CIRÒ BIANCO
SCALA

Dobbiamo a un amico, Gaetano Saccoccio, la scoperta e la lettura di un fenomenale diario di viaggio, Vecchia Calabria, di Norman Douglas, datato 1915 e stampato all’epoca in Italia, guarda un po’, dalla Giunti Martello. Nel racconto del nobile viaggiatore inglese, scritto in una lingua evocativa quanto lineare, ci si immerge con meraviglia in panorami primigeni, che gli apparvero esotici senza avere nulla di eccentrico. Il contesto agricolo descritto da Douglas a magiche pennellate, più che comunicare arretratezza, riletto oggi trasmette un che di arcaico, di autenticamente, classicamente “greco”. La fatica contadina dello sfidare una terra «stracotta» ed eventualmente accettarne la rovina stagionale «senza una parola di lamentela» – parole dell’autore – contiene inoltre in sé la più alta qualificazione del lavoro agricolo, anche quello di vigna. Quella che tocca ai produttori del Cirò di oggi, dunque, non è una sfida nuova: è un confronto con un passato che sussiste, che non va inventato o infiorettato di aneddoti a uso turistico o, come si dice oggi, a fini di storytelling. Il vino di Cirò è bevanda buona, rito arcaico ed eredità culturale, anche se ha dovuto rinnovarsi; a una tipologia come il Cirò Bianco, per esempio, non si pensa mai quando la mente va alla denominazione, celebre invece per i suoi rossi tenaci, salati e terrosi. Ma anche nel piccolo mondo del bianco cirotano possono farsi scoperte interessanti, che assecondano in pieno la vocazione ambientale. Per esempio, questo di Luigi e Francesco Scala, vignaioli figli di vignaioli, che hanno potuto operare una revisione delle etichette semplicemente ripescando quelle d’inizio attività, col gusto di allora. Sono bellissime, e sin dall’aspetto indirizzano “contromano” rispetto alle tendenze attuali i vini che le portano.

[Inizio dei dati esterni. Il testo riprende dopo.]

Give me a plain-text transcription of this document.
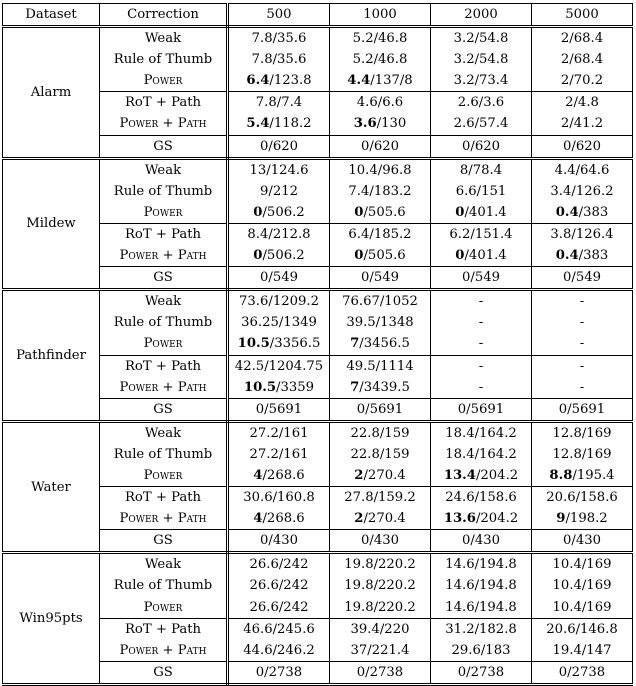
Dataset	Correction	500	1000	2000	5000
Alarm	Weak	7.8/35.6	5.2/46.8	3.2/54.8	2/68.4
	Rule of Thumb	7.8/35.6	5.2/46.8	3.2/54.8	2/68.4
	Power	6.4/123.8	4.4/137/8	3.2/73.4	2/70.2
	RoT + Path	7.8/7.4	4.6/6.6	2.6/3.6	2/4.8
	Power + Path	5.4/118.2	3.6/130	2.6/57.4	2/41.2
	GS	0/620	0/620	0/620	0/620
Mildew	Weak	13/124.6	10.4/96.8	8/78.4	4.4/64.6
	Rule of Thumb	9/212	7.4/183.2	6.6/151	3.4/126.2
	Power	0/506.2	0/505.6	0/401.4	0.4/383
	RoT + Path	8.4/212.8	6.4/185.2	6.2/151.4	3.8/126.4
	Power + Path	0/506.2	0/505.6	0/401.4	0.4/383
	GS	0/549	0/549	0/549	0/549
Pathfinder	Weak	73.6/1209.2	76.67/1052	-	-
	Rule of Thumb	36.25/1349	39.5/1348	-	-
	Power	10.5/3356.5	7/3456.5	-	-
	RoT + Path	42.5/1204.75	49.5/1114	-	-
	Power + Path	10.5/3359	7/3439.5	-	-
	GS	0/5691	0/5691	0/5691	0/5691
Water	Weak	27.2/161	22.8/159	18.4/164.2	12.8/169
	Rule of Thumb	27.2/161	22.8/159	18.4/164.2	12.8/169
	Power	4/268.6	2/270.4	13.4/204.2	8.8/195.4
	RoT + Path	30.6/160.8	27.8/159.2	24.6/158.6	20.6/158.6
	Power + Path	4/268.6	2/270.4	13.6/204.2	9/198.2
	GS	0/430	0/430	0/430	0/430
Win95pts	Weak	26.6/242	19.8/220.2	14.6/194.8	10.4/169
	Rule of Thumb	26.6/242	19.8/220.2	14.6/194.8	10.4/169
	Power	26.6/242	19.8/220.2	14.6/194.8	10.4/169
	RoT + Path	46.6/245.6	39.4/220	31.2/182.8	20.6/146.8
	Power + Path	44.6/246.2	37/221.4	29.6/183	19.4/147
	GS	0/2738	0/2738	0/2738	0/2738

Il contesto agricolo descritto da Douglas a magiche pennellate, più che comunicare arretratezza, riletto oggi trasmette un che di arcaico, di autenticamente, classicamente ‘greco’

Il Cirò Bianco, che proviene da due ettari a Greco di vent’anni di età, ha insomma del coraggio: basso di grado, lieve nel colore, austero ai profumi, nei quali una nitida traccia floreale si fonde a un’evocazione puntuale della macchia marina spontanea; delicato infine nel dipanare la sua trama di sapore, nel tocco lieve di una punta di sale.